Wie gesagt, das hat tröstliche wie auch kritische Komponenten. Tröstlich, weil dieser Zugang zum Leben uns sagt: wir sind nicht nur die Fragmente, als die wir uns selbst oft empfinden: mit unserer Widersprüchlichkeit, mit unseren Halb-und nicht selten auch Dummheiten. Wie es Bach in seiner Motette aufnimmt, müssen wir noch nicht einmal unsere Gebete selbst hinbekommen: „sondern der Geist selbst vertritt uns auf's Beste mit unaussprechlichem Seufzen". Es ist mir also erlaubt, ein bedürftiges Wesen zu sein und es gehört zu meiner Würde.
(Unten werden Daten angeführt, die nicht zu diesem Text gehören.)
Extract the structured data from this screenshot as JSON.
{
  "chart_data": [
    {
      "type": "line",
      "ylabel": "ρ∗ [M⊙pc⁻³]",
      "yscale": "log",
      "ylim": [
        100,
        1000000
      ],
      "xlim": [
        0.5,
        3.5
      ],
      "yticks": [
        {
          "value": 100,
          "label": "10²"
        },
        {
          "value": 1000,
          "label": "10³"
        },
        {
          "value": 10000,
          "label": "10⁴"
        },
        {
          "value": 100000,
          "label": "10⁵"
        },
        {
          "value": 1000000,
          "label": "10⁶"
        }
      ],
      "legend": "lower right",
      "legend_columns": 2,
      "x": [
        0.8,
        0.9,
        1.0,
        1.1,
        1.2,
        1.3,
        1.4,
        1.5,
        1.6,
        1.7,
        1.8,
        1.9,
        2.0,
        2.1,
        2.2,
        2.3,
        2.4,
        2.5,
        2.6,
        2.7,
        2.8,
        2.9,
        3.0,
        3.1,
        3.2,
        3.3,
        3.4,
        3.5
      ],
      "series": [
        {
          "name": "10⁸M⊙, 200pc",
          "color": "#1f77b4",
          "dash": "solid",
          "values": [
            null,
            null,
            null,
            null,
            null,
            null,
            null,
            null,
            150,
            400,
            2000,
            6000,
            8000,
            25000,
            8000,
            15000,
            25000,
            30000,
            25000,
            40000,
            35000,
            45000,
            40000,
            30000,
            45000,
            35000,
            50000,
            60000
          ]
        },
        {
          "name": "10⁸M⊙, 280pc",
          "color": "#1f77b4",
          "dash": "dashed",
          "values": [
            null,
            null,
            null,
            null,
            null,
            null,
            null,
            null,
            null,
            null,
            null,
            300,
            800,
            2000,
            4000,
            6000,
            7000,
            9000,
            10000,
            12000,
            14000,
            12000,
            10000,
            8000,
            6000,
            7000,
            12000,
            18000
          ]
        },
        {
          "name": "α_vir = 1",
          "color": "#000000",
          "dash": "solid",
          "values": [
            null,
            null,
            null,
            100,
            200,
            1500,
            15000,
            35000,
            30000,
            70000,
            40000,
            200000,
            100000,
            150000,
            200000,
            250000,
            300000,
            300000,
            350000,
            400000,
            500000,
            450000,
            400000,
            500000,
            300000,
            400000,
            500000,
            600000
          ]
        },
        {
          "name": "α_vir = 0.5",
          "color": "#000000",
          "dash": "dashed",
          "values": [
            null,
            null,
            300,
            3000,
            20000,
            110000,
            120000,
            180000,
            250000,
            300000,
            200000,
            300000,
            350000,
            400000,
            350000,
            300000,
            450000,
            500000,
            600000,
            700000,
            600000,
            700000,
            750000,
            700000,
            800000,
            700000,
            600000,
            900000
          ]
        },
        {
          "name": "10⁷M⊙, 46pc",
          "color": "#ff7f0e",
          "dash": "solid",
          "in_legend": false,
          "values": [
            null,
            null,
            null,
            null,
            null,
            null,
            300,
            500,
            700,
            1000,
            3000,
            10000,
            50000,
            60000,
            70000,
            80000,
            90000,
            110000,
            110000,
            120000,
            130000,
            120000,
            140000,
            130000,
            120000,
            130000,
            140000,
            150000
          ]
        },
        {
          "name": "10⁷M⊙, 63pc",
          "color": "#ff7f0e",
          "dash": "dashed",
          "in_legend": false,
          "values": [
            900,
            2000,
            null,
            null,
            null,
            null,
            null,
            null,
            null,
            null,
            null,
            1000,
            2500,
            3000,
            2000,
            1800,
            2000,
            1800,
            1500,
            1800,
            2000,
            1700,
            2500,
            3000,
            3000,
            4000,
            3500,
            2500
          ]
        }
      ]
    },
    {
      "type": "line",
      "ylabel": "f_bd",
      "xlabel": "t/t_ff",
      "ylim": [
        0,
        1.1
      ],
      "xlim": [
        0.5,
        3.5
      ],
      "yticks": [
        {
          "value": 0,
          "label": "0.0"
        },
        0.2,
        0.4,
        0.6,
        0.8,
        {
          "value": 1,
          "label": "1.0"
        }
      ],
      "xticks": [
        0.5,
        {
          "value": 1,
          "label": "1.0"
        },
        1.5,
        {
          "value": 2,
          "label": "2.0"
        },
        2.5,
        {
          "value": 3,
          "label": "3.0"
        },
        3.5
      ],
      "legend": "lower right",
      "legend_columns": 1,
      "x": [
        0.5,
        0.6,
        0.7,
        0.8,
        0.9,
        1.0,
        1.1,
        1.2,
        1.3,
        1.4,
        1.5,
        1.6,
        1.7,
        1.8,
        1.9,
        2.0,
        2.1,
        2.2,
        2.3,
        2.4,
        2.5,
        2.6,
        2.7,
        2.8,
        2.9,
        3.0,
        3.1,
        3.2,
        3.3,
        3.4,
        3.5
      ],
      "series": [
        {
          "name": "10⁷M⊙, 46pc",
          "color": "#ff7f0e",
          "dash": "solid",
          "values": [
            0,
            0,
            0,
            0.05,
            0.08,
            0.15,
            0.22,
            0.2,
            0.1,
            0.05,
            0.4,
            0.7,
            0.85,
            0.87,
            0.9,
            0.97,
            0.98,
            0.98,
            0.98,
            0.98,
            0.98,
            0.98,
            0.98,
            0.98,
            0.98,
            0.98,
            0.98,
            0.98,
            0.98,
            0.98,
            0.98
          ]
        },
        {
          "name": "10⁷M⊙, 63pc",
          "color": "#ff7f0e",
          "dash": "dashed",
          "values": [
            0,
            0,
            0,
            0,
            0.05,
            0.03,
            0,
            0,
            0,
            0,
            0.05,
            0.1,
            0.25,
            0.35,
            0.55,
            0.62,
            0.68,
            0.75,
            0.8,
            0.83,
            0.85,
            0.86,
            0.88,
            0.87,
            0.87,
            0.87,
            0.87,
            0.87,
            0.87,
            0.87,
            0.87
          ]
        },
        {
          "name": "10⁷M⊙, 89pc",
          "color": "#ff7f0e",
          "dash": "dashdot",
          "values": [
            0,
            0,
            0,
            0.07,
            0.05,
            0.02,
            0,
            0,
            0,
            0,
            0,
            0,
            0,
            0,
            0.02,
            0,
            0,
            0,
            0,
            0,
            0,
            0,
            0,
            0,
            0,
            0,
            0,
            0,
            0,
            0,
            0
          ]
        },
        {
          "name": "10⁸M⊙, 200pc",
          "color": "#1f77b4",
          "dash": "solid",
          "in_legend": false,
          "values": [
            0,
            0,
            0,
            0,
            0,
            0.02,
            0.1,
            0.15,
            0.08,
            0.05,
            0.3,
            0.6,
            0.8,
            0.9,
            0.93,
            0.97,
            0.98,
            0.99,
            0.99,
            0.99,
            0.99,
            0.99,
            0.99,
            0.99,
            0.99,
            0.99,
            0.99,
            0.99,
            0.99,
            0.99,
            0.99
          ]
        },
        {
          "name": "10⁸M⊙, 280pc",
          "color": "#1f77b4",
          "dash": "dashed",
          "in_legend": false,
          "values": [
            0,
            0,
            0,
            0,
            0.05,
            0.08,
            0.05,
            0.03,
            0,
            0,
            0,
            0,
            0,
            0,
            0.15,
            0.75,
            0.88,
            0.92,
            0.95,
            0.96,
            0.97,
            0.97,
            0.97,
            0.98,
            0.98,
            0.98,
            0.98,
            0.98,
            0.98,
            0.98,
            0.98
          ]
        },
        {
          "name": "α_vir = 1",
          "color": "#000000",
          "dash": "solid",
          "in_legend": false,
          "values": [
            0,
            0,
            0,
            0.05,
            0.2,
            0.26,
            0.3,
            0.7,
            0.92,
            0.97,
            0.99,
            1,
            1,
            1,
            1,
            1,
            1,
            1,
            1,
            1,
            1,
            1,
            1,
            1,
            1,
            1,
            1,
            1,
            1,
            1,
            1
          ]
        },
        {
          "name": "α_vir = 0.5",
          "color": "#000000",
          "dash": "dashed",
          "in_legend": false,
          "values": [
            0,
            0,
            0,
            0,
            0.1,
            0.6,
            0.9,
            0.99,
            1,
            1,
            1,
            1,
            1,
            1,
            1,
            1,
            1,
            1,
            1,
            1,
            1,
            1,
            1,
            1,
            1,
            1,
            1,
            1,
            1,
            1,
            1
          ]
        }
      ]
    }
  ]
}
Aber da ist man auch gleich schon bei der kritischen Komponente. Denn das Vertrauen, schon mit dem Blick dieser Güte angesehen zu sein, bestreitet alle Mächte, die diese Güte ersetzen wollen. Der Hamburger Theologe Fulbert Steffensky hat das einmal so ausgedrückt: „Der Glaube an die Rettung des Lebens im fremden Blick der Güte hat eine beinahe anarchistische Kehrseite. Er bezweifelt alle Mächte, Einrichtungen, Personen, Lehren, die sich als substantiell notwendig ausgeben oder aufspielen. Dieser Glaube an die Geborgenheit des Lebens im Blick führt zu einem fröhlichen Unglauben, zu einer vergnügten Skepsis gegen alles, was sich so gravitätisch und unumstößlich gibt. Der Glaube an die Gnade Gottes hat eine zersetzende Kraft. Er zersetzt alle Mächte und Geister, die diese Güte ersetzen oder ergänzen wollen."
Besser kann man es nicht beschreiben, was „Leben im Geist" meint: der Kraft der Güte Gottes mehr zu vertrauen als an den Halt der Gesetze und Leistungen, mit denen man sich selbst umgibt. Zu dieser Freiheit sind wir befreit. Aber sie wird uns auch zugemutet, denn sie zu leben, will gelernt sein. Und so bedarf es wohl immer wieder auch der Bitte des Chorals, mit dem die Motette schließt: Die Bitte an den Heiligen Geist, uns „fröhlich und getrost" in seinem Dienst „beständig" bleiben zu lassen. Amen.

Gebet
Unser Gott,
wir bitten Dich um den Geist des Lebens, der aufbaut und uns Wege weist zu uns und den anderen: Hilf uns zu Verständigung unter uns, die wir so verschieden sind. Nimm uns unsere Angst vor dem anderen, der uns fremd ist und bedrohlich zu sein scheint. Stärke die Mutlosen und Verzagten. Tritt Du mit Deinem Heiligen Geist an unsere Seite, damit wir neue Anfänge wagen können in dieser Welt. Mit Jesu Worten beten wir: Vaterunser...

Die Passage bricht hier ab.